Becoming Better

Ashley Thornton

      Tuesdays are better than Mondays, said no one ever. Well, Rachel said that. But she said a lot of things, all of them not things that normal people would say.

      I remembered the first time she went to my fiance’s house. Called the cat a moocher and told her to get a job. Could you believe it? Thinking of the cat before me. But that was classic Rachel. Lawyer, no nonsense, fashion terrorist Rachel, and I was the prissy pumpkin of the pair. She tried to tell me that the marriage was a bad idea. You’re selling yourself short, she said. A ten million dollar mansion is selling myself short? But she just declared that I was worth better. Some statement; his poodle had a busier blue collar life than me.

      You’re better than this, she wailed.

      If I was better than this, I would have a one hundred million dollar mansion, and the dogs would be sitting on the cool green lawn wearing collars of rubies instead of amethyst and garnet.

      But I kept that to myself. I was an Emily, after all. And us Emily’s, we had it together. We were much better than those Katies and Amanda’s, and, if we dare speak of her, Karen. Don’t even get me started on those Ari’s and Regina’s. Britneys are the worst.

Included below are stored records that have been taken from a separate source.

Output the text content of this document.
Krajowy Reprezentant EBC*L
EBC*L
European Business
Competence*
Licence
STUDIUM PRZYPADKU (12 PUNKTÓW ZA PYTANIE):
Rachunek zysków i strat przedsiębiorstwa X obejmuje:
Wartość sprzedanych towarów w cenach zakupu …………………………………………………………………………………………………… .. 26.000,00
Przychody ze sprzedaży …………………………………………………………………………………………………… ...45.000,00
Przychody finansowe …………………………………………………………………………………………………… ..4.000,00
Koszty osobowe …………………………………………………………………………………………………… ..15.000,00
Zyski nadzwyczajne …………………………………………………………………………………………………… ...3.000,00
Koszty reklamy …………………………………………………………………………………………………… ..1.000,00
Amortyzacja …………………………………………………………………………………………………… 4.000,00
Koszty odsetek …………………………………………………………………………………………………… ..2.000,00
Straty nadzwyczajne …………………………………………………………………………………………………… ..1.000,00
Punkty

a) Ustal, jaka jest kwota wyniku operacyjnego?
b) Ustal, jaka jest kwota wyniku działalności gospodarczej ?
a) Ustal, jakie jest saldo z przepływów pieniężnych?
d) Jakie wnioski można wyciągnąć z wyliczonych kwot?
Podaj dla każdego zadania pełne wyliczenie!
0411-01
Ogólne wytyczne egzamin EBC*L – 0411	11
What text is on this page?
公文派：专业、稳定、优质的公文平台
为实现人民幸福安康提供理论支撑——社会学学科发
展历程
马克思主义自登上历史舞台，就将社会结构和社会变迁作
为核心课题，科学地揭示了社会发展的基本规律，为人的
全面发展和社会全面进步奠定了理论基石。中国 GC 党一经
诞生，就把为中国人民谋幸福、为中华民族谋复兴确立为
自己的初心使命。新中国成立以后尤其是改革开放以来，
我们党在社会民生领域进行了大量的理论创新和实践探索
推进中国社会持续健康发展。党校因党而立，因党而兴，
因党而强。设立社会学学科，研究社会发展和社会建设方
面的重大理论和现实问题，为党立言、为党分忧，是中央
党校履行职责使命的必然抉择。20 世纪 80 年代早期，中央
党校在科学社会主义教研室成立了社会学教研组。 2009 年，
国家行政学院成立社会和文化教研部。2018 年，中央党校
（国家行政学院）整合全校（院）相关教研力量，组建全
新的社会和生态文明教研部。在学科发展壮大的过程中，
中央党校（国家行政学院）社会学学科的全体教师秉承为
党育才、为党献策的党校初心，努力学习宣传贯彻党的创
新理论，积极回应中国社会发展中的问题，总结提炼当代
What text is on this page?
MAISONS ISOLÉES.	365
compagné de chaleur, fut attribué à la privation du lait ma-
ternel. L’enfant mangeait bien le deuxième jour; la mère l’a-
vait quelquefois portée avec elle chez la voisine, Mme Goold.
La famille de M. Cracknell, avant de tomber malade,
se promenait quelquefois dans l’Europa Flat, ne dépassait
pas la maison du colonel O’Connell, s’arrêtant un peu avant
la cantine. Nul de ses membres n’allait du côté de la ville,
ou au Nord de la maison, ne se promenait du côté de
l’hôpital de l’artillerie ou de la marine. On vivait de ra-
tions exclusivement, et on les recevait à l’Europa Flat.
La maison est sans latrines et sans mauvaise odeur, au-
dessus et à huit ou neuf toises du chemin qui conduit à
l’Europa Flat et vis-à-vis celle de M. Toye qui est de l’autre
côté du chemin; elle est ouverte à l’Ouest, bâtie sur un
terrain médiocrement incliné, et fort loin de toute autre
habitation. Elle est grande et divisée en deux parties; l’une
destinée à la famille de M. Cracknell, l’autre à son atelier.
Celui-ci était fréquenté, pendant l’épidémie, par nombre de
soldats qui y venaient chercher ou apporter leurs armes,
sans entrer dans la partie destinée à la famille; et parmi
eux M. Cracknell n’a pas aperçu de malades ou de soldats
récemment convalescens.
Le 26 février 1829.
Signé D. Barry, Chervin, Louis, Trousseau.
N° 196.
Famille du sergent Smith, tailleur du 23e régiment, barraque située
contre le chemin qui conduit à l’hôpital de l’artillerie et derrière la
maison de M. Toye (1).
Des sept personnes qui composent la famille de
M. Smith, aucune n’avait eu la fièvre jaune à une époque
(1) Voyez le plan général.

      Where was I? Sorry, I lost my train of thought. See, I’m nice. A true Britney wouldn’t even say sorry. The-

      Oops, sorry. John wouldn’t want me to swear.

      Who is John? My husband! At least for now. His lung cancer hasn’t been kind to him.

      Cigarettes. We always had that in common. When I first met him-in a monkey suit, black and white shoes, dull diamond bedecked bowtie, everything too tight, a long French cigarette falling out of his hand.

      Fell. The cigarette fell to the ground, he fell in love with me, and I fell for the ritz and glamour of the twenty one karat, rose petal adorned, elephant statue chandelier, the minifridge of Fiji Water and white wine, the red macaws, the azalea clumped pavilion, the mustached and sumptuously dressed set of butlers that dried his favorite white blazer and pinned it to a line, the
Mickey Mouse shaped celestial blue swimming pool, the sweeping staircase, and oh my goodness, Rachel, the view.

      She sighed behind the phone line.

      “Fine, but don’t say I didn’t warn you.”

      “You’re not assisting me, Rachel. You’re just being a little bedbug.”

      “Am not, Emily!”

      “Humph!” I hung up. I walked out of the parlor to the second floor and into the bedroom,
pushing open the double doors melodramatically as I sashayed into the room. And there he was,
my John. Open mouthed, disheveled, drooling, dead.

      I took off my six inch goose feather heels and scrambled to his side. Like any good fiance would, I tried to plug his nose and breath into his mouth like those lifeguards on TV. That didn’t
seem to work, so I checked his pill bottles in the neighboring bathroom to see if he had missed one by accident. No, all eight of them were empty. His prescribed tonic glass was empty as well. Soap was still clinging to the claw footed tub, and a rubber ducky dressed as Santa Claus was dry and lonely by the gilded pull-and-drain plug.

      And by it, a letter.

      I ripped the seal apart with my fuschia-and-green seashell glued gel nails, hasty to see what could have led to his demise. The note was short. My will. The love of my life, Emily. You
really aren’t no Britney. Take the money. Bye-bye. -John Cherrywood

      Oh, the joy! I was in tears. What a compliment. I wasn’t a Britney, was I? And all I had to do was outlive him. I skipped to his side, happy to remove from his withered, wrinkled hand
the glittering diamond engagement ring.